“Czyściciel kamienic” na starych śmieciach. Piotr Ś. wraca na Stolarską i Niegolewskich

Oskarżony o stalking “czyściciel kamienic”, Piotr Ś., 15 lutego powrócił na ulice Stolarską 2 i Niegolewskich 14. Tym razem jednak w zupełnie innym charakterze…

Stolarska, niedługa ulica naprzeciwko szpitala wojskowego. Przy nr 2 na bramie wisi kłódka. Pomiędzy nadkruszoną ścianą a drzwiami ze sklejki listonosz powtykał zawiadomienia z poczty. Prawdziwy, nie ten którego “udawał” Piotr Ś., oskarżony o stalking “czyściciel kamienic”.
– Poczta! – krzyczał do domofonu Piotr Ś. 15 lutego. Na ten dzień wyznaczono w ramach postępowania sądowego oględziny budynków przy ulicach Stolarskiej 2 i Niegolewskich 14.
Do kamienicy Piotr Ś. nie mógł wejść inaczej, niż podszywając się pod doręczyciela. Nie miał kluczy. Prawie cztery lata temu, kiedy był jeszcze zarządcą budynku i posiadał swobodny dostęp do kamienicy, mieszkańcy nie żyli spokojnie. Ktoś odcinał im media, podrzucał gruz, śmieci, a nawet wstęgi z napisem “Ostatnie pożegnanie”.
Stolarską 2 w lutowy poniedziałek Piotr Ś. pożegnał od frontu. Nikt nie zareagował na fałszywego listonosza. Do budynku nie wszedł ani Piotr Ś., ani biegli z sądu.

Na podwórzu gratowisko, od frontu mur

– Ładnie sprząta właściciel – Piotr Ś. patrzy na wejście do kamienicy przy ul. Niegolewskich 14, zastawione butelkami po rosyjskich winach musujących. “Czyściciel” na miejsce przybył pierwszy.
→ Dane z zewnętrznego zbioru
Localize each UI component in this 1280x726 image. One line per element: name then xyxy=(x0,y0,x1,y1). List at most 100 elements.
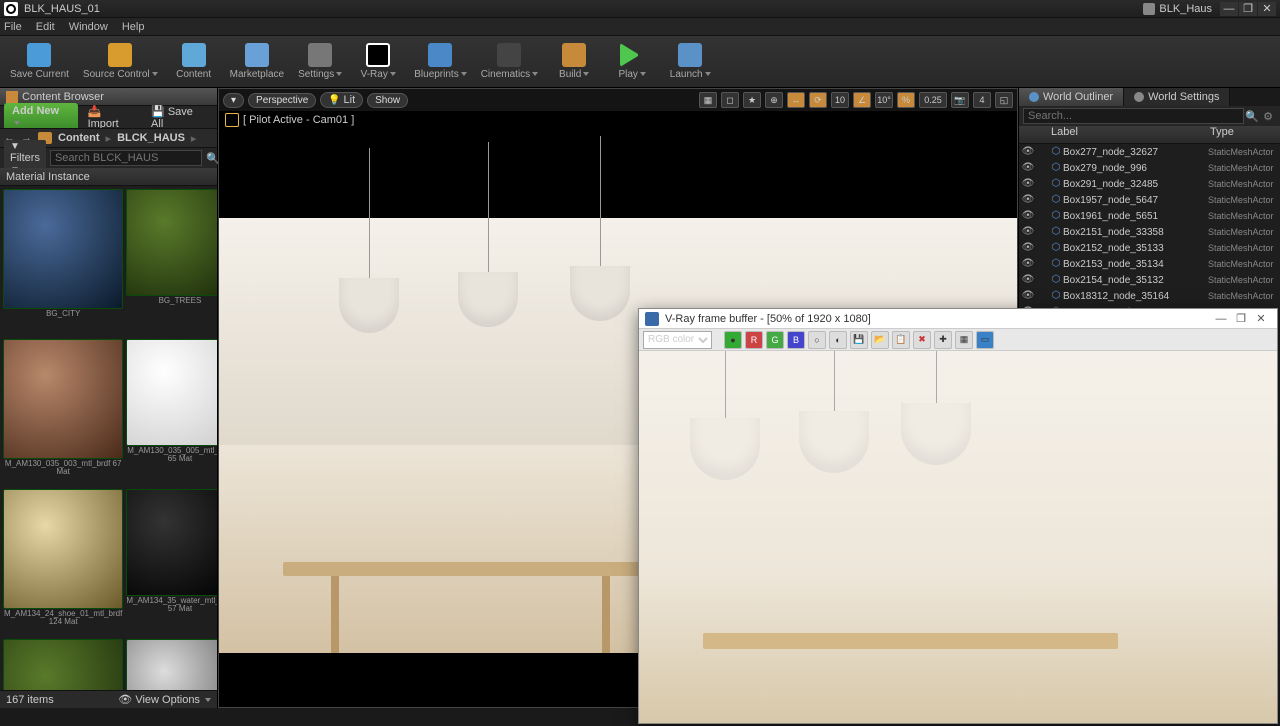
outliner-row[interactable]: 👁⬡Box2154_node_35132StaticMeshActor xyxy=(1019,272,1280,288)
source-button[interactable]: Source Control xyxy=(79,38,162,86)
angle-snap-value[interactable]: 10° xyxy=(875,92,893,108)
asset-item[interactable]: BG_TREES xyxy=(126,189,217,336)
camera-speed-value[interactable]: 4 xyxy=(973,92,991,108)
vfb-maximize-button[interactable]: ❐ xyxy=(1231,312,1251,325)
clear-button[interactable]: ✖ xyxy=(913,331,931,349)
add-new-button[interactable]: Add New xyxy=(4,103,78,131)
asset-item[interactable]: BG_CITY xyxy=(3,189,123,336)
visibility-icon[interactable]: 👁 xyxy=(1021,274,1035,286)
scale-snap-button[interactable]: % xyxy=(897,92,915,108)
visibility-icon[interactable]: 👁 xyxy=(1021,242,1035,254)
asset-item[interactable]: M_archmodels52_005 04 mtl xyxy=(126,639,217,690)
visibility-icon[interactable]: 👁 xyxy=(1021,290,1035,302)
immersive-button[interactable]: ◻ xyxy=(721,92,739,108)
rgb-all-button[interactable]: ● xyxy=(724,331,742,349)
play-button[interactable]: Play xyxy=(606,38,658,86)
menu-file[interactable]: File xyxy=(4,21,22,33)
content-button[interactable]: Content xyxy=(168,38,220,86)
channel-select[interactable]: RGB color xyxy=(643,331,712,349)
angle-snap-button[interactable]: ∠ xyxy=(853,92,871,108)
save-button[interactable]: Save Current xyxy=(6,38,73,86)
outliner-row[interactable]: 👁⬡Box291_node_32485StaticMeshActor xyxy=(1019,176,1280,192)
channel-b-button[interactable]: B xyxy=(787,331,805,349)
asset-item[interactable]: M_AM134_38_sticker_mtl_brdf 147 Mat xyxy=(3,639,123,690)
close-button[interactable]: ✕ xyxy=(1258,2,1276,16)
translate-button[interactable]: ↔ xyxy=(787,92,805,108)
build-button[interactable]: Build xyxy=(548,38,600,86)
tab-world-settings[interactable]: World Settings xyxy=(1124,88,1230,106)
vray-button[interactable]: V-Ray xyxy=(352,38,404,86)
camera-speed-button[interactable]: 📷 xyxy=(951,92,969,108)
search-icon[interactable]: 🔍 xyxy=(1244,110,1260,123)
outliner-row[interactable]: 👁⬡Box277_node_32627StaticMeshActor xyxy=(1019,144,1280,160)
asset-item[interactable]: M_AM130_035_005_mtl_brdf 65 Mat xyxy=(126,339,217,486)
outliner-row[interactable]: 👁⬡Box2153_node_35134StaticMeshActor xyxy=(1019,256,1280,272)
scale-snap-value[interactable]: 0.25 xyxy=(919,92,947,108)
channel-g-button[interactable]: G xyxy=(766,331,784,349)
viewport-options-button[interactable]: ▾ xyxy=(223,93,244,108)
launch-button[interactable]: Launch xyxy=(664,38,716,86)
outliner-row[interactable]: 👁⬡Box2152_node_35133StaticMeshActor xyxy=(1019,240,1280,256)
outliner-row[interactable]: 👁⬡Box1957_node_5647StaticMeshActor xyxy=(1019,192,1280,208)
menu-window[interactable]: Window xyxy=(69,21,108,33)
link-button[interactable]: ✚ xyxy=(934,331,952,349)
correction-button[interactable]: ▭ xyxy=(976,331,994,349)
crumb-content[interactable]: Content xyxy=(58,132,100,144)
mono-button[interactable]: ◐ xyxy=(829,331,847,349)
bp-button[interactable]: Blueprints xyxy=(410,38,470,86)
settings-button[interactable]: Settings xyxy=(294,38,346,86)
outliner-row[interactable]: 👁⬡Box18312_node_35164StaticMeshActor xyxy=(1019,288,1280,304)
outliner-search-input[interactable] xyxy=(1023,108,1244,124)
vfb-render-view[interactable] xyxy=(639,351,1277,723)
restore-button[interactable]: ❐ xyxy=(1239,2,1257,16)
search-input[interactable] xyxy=(50,150,202,166)
menu-edit[interactable]: Edit xyxy=(36,21,55,33)
channel-r-button[interactable]: R xyxy=(745,331,763,349)
vfb-close-button[interactable]: ✕ xyxy=(1251,312,1271,325)
vfb-minimize-button[interactable]: — xyxy=(1211,313,1231,325)
lit-mode-button[interactable]: 💡 Lit xyxy=(320,92,363,108)
visibility-icon[interactable]: 👁 xyxy=(1021,194,1035,206)
crumb-folder[interactable]: BLCK_HAUS xyxy=(117,132,185,144)
actor-type: StaticMeshActor xyxy=(1208,163,1278,173)
column-label[interactable]: Label xyxy=(1047,126,1210,143)
minimize-button[interactable]: — xyxy=(1220,2,1238,16)
grid-snap-value[interactable]: 10 xyxy=(831,92,849,108)
actor-type: StaticMeshActor xyxy=(1208,179,1278,189)
rotate-button[interactable]: ⟳ xyxy=(809,92,827,108)
market-button[interactable]: Marketplace xyxy=(226,38,288,86)
outliner-row[interactable]: 👁⬡Box1961_node_5651StaticMeshActor xyxy=(1019,208,1280,224)
visibility-icon[interactable]: 👁 xyxy=(1021,258,1035,270)
save-image-button[interactable]: 💾 xyxy=(850,331,868,349)
visibility-icon[interactable]: 👁 xyxy=(1021,162,1035,174)
asset-item[interactable]: M_AM134_35_water_mtl_brdf 57 Mat xyxy=(126,489,217,636)
alpha-button[interactable]: ○ xyxy=(808,331,826,349)
vray-frame-buffer-window[interactable]: V-Ray frame buffer - [50% of 1920 x 1080… xyxy=(638,308,1278,724)
menu-help[interactable]: Help xyxy=(122,21,145,33)
visibility-icon[interactable]: 👁 xyxy=(1021,226,1035,238)
outliner-row[interactable]: 👁⬡Box2151_node_33358StaticMeshActor xyxy=(1019,224,1280,240)
project-indicator[interactable]: BLK_Haus xyxy=(1143,3,1212,15)
load-image-button[interactable]: 📂 xyxy=(871,331,889,349)
asset-item[interactable]: M_AM134_24_shoe_01_mtl_brdf 124 Mat xyxy=(3,489,123,636)
game-view-button[interactable]: ▦ xyxy=(699,92,717,108)
asset-item[interactable]: M_AM130_035_003_mtl_brdf 67 Mat xyxy=(3,339,123,486)
visibility-icon[interactable]: 👁 xyxy=(1021,146,1035,158)
outliner-options-button[interactable]: ⚙ xyxy=(1260,110,1276,123)
bookmark-button[interactable]: ★ xyxy=(743,92,761,108)
column-type[interactable]: Type xyxy=(1210,126,1280,143)
visibility-icon[interactable]: 👁 xyxy=(1021,178,1035,190)
visibility-icon[interactable]: 👁 xyxy=(1021,210,1035,222)
copy-button[interactable]: 📋 xyxy=(892,331,910,349)
vfb-titlebar[interactable]: V-Ray frame buffer - [50% of 1920 x 1080… xyxy=(639,309,1277,329)
actor-type: StaticMeshActor xyxy=(1208,291,1278,301)
perspective-button[interactable]: Perspective xyxy=(248,93,316,108)
realtime-button[interactable]: ⊕ xyxy=(765,92,783,108)
view-options-button[interactable]: 👁 View Options xyxy=(118,693,211,706)
region-button[interactable]: ▦ xyxy=(955,331,973,349)
outliner-row[interactable]: 👁⬡Box279_node_996StaticMeshActor xyxy=(1019,160,1280,176)
viewport-maximize-button[interactable]: ◱ xyxy=(995,92,1013,108)
cine-button[interactable]: Cinematics xyxy=(477,38,542,86)
tab-world-outliner[interactable]: World Outliner xyxy=(1019,88,1124,106)
show-button[interactable]: Show xyxy=(367,93,408,108)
Trzy lata temu jako administrator budynku chciał zająć jedno z mieszkań. Przebywało w nim trzech lokatorów, zdaniem Piotra Ś. – bezprawnie. – Po zgromadzonych na progu wiktuałach wnioskuję, że element się przeniósł tutaj. Trzeba było zamurować drzwi, były włamania.
Piotr Ś. okrąża budynek, szukając wejścia od podwórka. Idzie z nim Anastazja Wieczorek Molga, dawniej mieszkająca przy ul. Niegolewskich 14. Gdy w lipcu 2014 r. wróciła do domu, na miejscu zastała ekipę budowlaną. Robotnicy próbowali zamurować drzwi.
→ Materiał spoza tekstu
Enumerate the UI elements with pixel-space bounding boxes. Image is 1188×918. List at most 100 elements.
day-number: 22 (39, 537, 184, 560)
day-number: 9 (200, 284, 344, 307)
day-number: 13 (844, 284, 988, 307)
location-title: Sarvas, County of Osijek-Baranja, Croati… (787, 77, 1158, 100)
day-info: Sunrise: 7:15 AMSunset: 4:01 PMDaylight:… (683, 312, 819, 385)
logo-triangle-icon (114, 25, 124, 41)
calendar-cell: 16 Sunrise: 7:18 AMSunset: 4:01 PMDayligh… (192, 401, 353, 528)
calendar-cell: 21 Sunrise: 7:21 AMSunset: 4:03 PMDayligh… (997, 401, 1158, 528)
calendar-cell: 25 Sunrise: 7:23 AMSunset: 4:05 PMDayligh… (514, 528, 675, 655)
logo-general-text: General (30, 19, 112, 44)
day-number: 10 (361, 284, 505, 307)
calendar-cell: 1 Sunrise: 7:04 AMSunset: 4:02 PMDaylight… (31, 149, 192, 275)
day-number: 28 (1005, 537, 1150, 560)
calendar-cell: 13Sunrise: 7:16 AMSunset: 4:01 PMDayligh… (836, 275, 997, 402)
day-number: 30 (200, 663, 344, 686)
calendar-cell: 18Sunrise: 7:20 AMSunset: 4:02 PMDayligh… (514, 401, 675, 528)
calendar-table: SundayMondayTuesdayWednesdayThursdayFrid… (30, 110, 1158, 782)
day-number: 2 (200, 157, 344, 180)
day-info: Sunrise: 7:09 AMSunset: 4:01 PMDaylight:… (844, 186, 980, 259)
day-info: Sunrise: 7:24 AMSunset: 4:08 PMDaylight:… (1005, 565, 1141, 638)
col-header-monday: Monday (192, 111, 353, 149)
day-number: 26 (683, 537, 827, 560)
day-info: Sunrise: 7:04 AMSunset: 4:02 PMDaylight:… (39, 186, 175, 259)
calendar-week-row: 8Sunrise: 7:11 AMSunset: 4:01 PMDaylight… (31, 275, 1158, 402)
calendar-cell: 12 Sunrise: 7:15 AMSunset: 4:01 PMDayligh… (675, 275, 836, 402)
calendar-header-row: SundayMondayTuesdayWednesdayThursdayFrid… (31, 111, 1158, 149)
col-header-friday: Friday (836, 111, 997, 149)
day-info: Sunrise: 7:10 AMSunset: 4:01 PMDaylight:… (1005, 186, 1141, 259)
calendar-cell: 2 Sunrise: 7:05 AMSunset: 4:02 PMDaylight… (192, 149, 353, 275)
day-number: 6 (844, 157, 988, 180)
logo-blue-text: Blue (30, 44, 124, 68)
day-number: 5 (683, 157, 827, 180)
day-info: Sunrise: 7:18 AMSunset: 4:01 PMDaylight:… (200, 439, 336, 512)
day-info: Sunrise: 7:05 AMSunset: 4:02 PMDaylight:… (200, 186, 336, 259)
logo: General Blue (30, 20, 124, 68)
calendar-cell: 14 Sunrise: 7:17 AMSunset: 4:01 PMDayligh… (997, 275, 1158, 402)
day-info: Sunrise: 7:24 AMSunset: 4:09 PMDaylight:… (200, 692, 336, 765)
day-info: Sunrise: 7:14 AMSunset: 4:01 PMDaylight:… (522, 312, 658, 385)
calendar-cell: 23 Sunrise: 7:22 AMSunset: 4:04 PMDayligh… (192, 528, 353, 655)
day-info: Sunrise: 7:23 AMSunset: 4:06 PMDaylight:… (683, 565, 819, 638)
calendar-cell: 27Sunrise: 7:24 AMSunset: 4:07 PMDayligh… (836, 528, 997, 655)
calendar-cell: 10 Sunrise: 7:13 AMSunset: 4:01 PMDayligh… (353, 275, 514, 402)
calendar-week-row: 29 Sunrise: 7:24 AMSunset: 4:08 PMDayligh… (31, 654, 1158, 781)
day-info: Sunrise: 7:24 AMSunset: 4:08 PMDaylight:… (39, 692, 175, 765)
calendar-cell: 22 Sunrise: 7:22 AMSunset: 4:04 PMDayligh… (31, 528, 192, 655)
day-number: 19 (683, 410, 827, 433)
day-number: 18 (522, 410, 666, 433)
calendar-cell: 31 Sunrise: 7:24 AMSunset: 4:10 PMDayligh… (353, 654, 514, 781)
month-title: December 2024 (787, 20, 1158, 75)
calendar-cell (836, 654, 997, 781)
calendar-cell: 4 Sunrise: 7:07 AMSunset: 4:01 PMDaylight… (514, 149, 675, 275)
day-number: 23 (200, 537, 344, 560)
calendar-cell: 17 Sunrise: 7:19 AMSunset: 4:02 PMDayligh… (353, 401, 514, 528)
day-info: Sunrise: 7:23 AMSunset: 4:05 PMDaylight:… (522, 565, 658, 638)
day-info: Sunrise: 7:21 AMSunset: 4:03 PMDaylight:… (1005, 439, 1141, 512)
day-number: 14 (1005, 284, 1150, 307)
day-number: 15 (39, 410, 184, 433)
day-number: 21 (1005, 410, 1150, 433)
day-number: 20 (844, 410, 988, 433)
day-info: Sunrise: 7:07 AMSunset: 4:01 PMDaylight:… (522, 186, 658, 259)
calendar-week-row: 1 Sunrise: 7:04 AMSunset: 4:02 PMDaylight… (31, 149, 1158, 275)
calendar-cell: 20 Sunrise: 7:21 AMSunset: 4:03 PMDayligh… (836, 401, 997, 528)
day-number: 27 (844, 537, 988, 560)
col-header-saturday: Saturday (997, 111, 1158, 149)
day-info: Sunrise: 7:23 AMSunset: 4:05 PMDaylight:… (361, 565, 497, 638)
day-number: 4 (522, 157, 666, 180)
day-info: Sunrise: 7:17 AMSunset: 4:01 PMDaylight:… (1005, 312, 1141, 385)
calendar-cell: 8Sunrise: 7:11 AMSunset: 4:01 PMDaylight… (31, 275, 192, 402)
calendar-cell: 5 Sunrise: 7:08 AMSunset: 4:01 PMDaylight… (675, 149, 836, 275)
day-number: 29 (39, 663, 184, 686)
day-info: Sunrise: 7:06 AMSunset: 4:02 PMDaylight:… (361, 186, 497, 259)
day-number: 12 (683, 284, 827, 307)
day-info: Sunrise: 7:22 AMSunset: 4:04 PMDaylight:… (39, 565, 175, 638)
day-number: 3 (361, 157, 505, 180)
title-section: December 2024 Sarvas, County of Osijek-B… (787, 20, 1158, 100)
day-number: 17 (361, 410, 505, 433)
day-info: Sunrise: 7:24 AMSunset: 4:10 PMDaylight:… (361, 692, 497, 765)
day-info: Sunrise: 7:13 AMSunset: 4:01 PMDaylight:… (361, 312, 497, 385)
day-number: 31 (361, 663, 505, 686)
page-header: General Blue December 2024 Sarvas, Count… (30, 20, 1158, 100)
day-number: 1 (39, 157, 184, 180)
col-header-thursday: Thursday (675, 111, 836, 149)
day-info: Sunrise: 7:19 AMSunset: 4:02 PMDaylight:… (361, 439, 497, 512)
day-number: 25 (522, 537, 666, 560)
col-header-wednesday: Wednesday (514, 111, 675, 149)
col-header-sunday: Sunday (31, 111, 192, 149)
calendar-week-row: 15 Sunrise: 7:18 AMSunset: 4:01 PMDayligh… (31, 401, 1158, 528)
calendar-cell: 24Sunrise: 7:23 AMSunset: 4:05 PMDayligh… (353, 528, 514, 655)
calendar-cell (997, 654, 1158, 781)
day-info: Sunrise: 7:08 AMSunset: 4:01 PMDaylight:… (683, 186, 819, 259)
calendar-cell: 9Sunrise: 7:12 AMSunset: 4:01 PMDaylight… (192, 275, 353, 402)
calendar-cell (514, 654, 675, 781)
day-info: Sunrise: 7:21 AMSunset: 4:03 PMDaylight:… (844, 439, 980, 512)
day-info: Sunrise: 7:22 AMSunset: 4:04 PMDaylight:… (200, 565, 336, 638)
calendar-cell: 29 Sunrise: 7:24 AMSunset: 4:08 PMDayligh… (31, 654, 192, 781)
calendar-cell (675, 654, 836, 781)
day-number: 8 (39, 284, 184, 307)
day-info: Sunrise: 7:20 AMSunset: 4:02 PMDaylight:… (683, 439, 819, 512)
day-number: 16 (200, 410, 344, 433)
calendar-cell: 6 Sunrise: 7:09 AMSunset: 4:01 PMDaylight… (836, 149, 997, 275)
– Zobaczymy, może ktoś jest – mówi Piotr Ś. do pracowników sądu. Podwórze zastawione jest starymi meblami. Z przepełnionych kubłów wystają śmieci. Były zarządca budynku pyta: – Sąd nie złożył wniosku o wydanie kluczy? Bo ja ich nie mam.
Podobnie jak na ul. Stolarskiej, parę minut po przybyciu na miejsce oględziny są już zakończone. Ponownie bez wejścia do kamienicy.
– Ale mieszkanie na Niegolewskich 20 jest już pięknie wyremontowane, mogę pokazać… – zaczyna Piotr Ś. Propozycje ucięta jest szybko.

Nic gorszego niż szczury

– Piotr Ś. zastraszał mnie, na piśmie oskarżał o nielegalne zajmowanie lokalu i pobieranie świadczeń – już po odejściu Piotra Ś. mówi były lokator z ul. Niegolewskich 14. Jeszcze przed frontem budynku, przed zamurowanymi drzwiami, Piotr Ś. zarzucał mężczyźnie, że żadne donosy nie miały miejsca. Zdenerwowany poznaniak pobiegł do domu. Wrócił z dokumentem podpisanym przez Piotra Ś. – Jak gangster zarzuca mi, że kłamię, pewnie, że się denerwuję.
Dawny administrator twierdził, że mężczyzna nie powinien narzekać. Kiedyś mieszkał ze szczurami, teraz ma nowe lokum, już nie na ul. Niegolewskich. Wszystko jest w jak najlepszym porządku.
– Nowe? Ale czym opłacone – kręci głową mężczyzna. – Liberkowski obiecał mi mieszkanie w oficynie. Wyremontowałem je za osiem tysięcy złotych a później usłyszałem, że mam się wyprowadzać. Też na koszt własny.

Z byłym administratorem budynku dawny lokator już przy okazji oględzin nie porozmawiał. Piotr Ś. ponownie zasiądzie na ławie oskarżonych jeszcze w lutym. Grozi mu do trzech lat więzienia.